Published online by Cambridge University Press: 06 August 2010
My main concern in the present work has been to argue in favour of recognizing a distinction between two equipollent types of linguistic analysis. Of these, the syntactico-semantic analysis is well established and has been throughout the history of linguistics. In contrast, the referential–semantic analysis has received only sporadic and informal treatment, more often than not by philosophers rather than by linguists. Furthermore, when linguists have concerned themselves with the analysis of data that lend themselves to RS-analysis, they have more often than not conducted their enquiries within the framework which is designed to account for SS-phenomena. This has led to a certain amount of inconsistency within the SS-analysis while at the same time complicating the issues unnecessarily.

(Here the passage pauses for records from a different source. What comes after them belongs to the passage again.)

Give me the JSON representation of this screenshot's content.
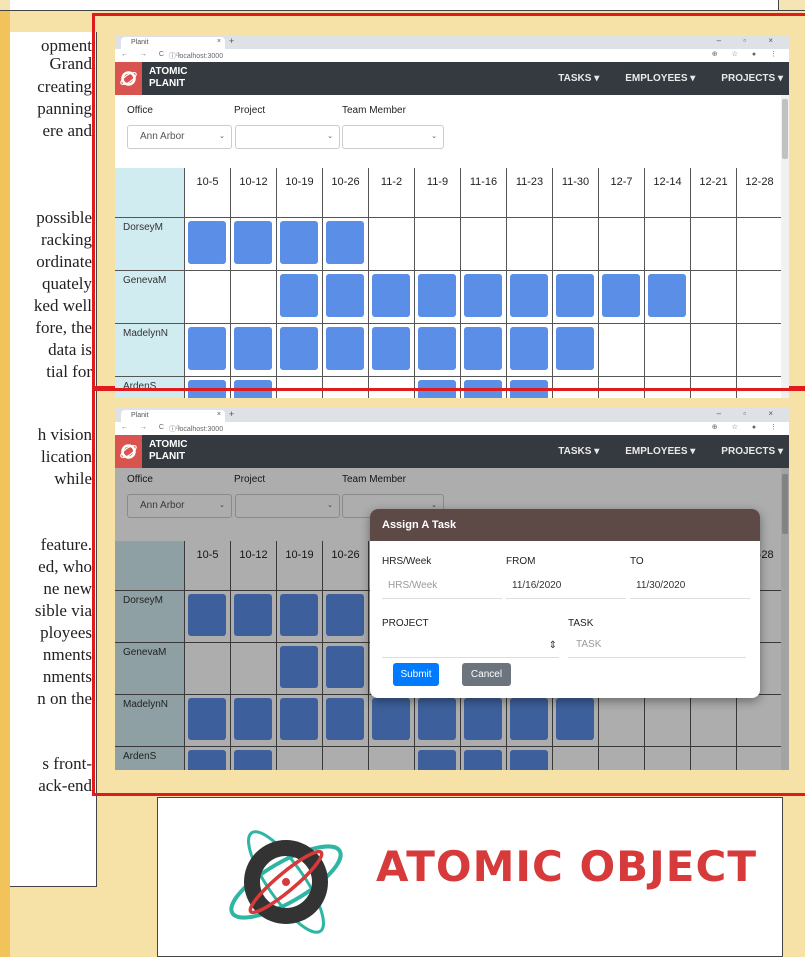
{
  "article": {
    "fragments": [
      "opment",
      "Grand",
      "creating",
      "panning",
      "ere and",
      "possible",
      "racking",
      "ordinate",
      "quately",
      "ked well",
      "fore, the",
      "data is",
      "tial for",
      "h vision",
      "lication",
      "while",
      "feature.",
      "ed, who",
      "ne new",
      "sible via",
      "ployees",
      "nments",
      "nments",
      "n on the",
      "s front-",
      "ack-end"
    ]
  },
  "browser_tab": {
    "title": "Planit",
    "close": "×",
    "new_tab": "+"
  },
  "window_controls": "– ▫ ×",
  "address_bar": {
    "nav": "← → C ⌂",
    "url": "ⓘ localhost:3000",
    "tools": "⊕ ☆ ● ⋮"
  },
  "app": {
    "logo_line1": "ATOMIC",
    "logo_line2": "PLANIT",
    "nav": {
      "tasks": "TASKS ▾",
      "employees": "EMPLOYEES ▾",
      "projects": "PROJECTS ▾"
    }
  },
  "filters": {
    "office_label": "Office",
    "office_value": "Ann Arbor",
    "project_label": "Project",
    "project_value": "",
    "member_label": "Team Member",
    "member_value": "",
    "caret": "⌄"
  },
  "schedule": {
    "weeks": [
      "10-5",
      "10-12",
      "10-19",
      "10-26",
      "11-2",
      "11-9",
      "11-16",
      "11-23",
      "11-30",
      "12-7",
      "12-14",
      "12-21",
      "12-28"
    ],
    "employees": [
      {
        "name": "DorseyM",
        "assigned_weeks": [
          0,
          1,
          2,
          3
        ]
      },
      {
        "name": "GenevaM",
        "assigned_weeks": [
          2,
          3,
          4,
          5,
          6,
          7,
          8,
          9,
          10
        ]
      },
      {
        "name": "MadelynN",
        "assigned_weeks": [
          0,
          1,
          2,
          3,
          4,
          5,
          6,
          7,
          8
        ]
      },
      {
        "name": "ArdenS",
        "assigned_weeks": [
          0,
          1,
          5,
          6,
          7
        ]
      }
    ]
  },
  "modal": {
    "title": "Assign A Task",
    "hrs_label": "HRS/Week",
    "hrs_placeholder": "HRS/Week",
    "from_label": "FROM",
    "from_value": "11/16/2020",
    "to_label": "TO",
    "to_value": "11/30/2020",
    "project_label": "PROJECT",
    "project_spinner": "⇕",
    "task_label": "TASK",
    "task_placeholder": "TASK",
    "submit": "Submit",
    "cancel": "Cancel"
  },
  "brand": {
    "name": "ATOMIC OBJECT",
    "ring_color": "#2fb5a3",
    "core_color": "#333333",
    "accent": "#d63a3a"
  },
  "colors": {
    "frame": "#e01b1b",
    "navbar": "#343a40",
    "block": "#5b8ee6",
    "name_col": "#d1ecf1"
  }
}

The area of English nominal composition which has provided data for an empirical assessment of the validity of the theoretical framework established in Part II has been restricted to the area in which the referential functives play a major part. This area is at the same time one of the areas least satisfactorily dealt with by current SS-practice.
Yet it is not only with respect to the referential functives that the referential–semantic theory may contribute with new insights into linguistic structure. Another general area where this type of analysis can reasonably be expected to yield felicitous results comprises many aspects of adjectival constructions. The serialization of attributive adjectives is clearly bound by a system of rules which the SS-analysis has no obvious way of accounting for.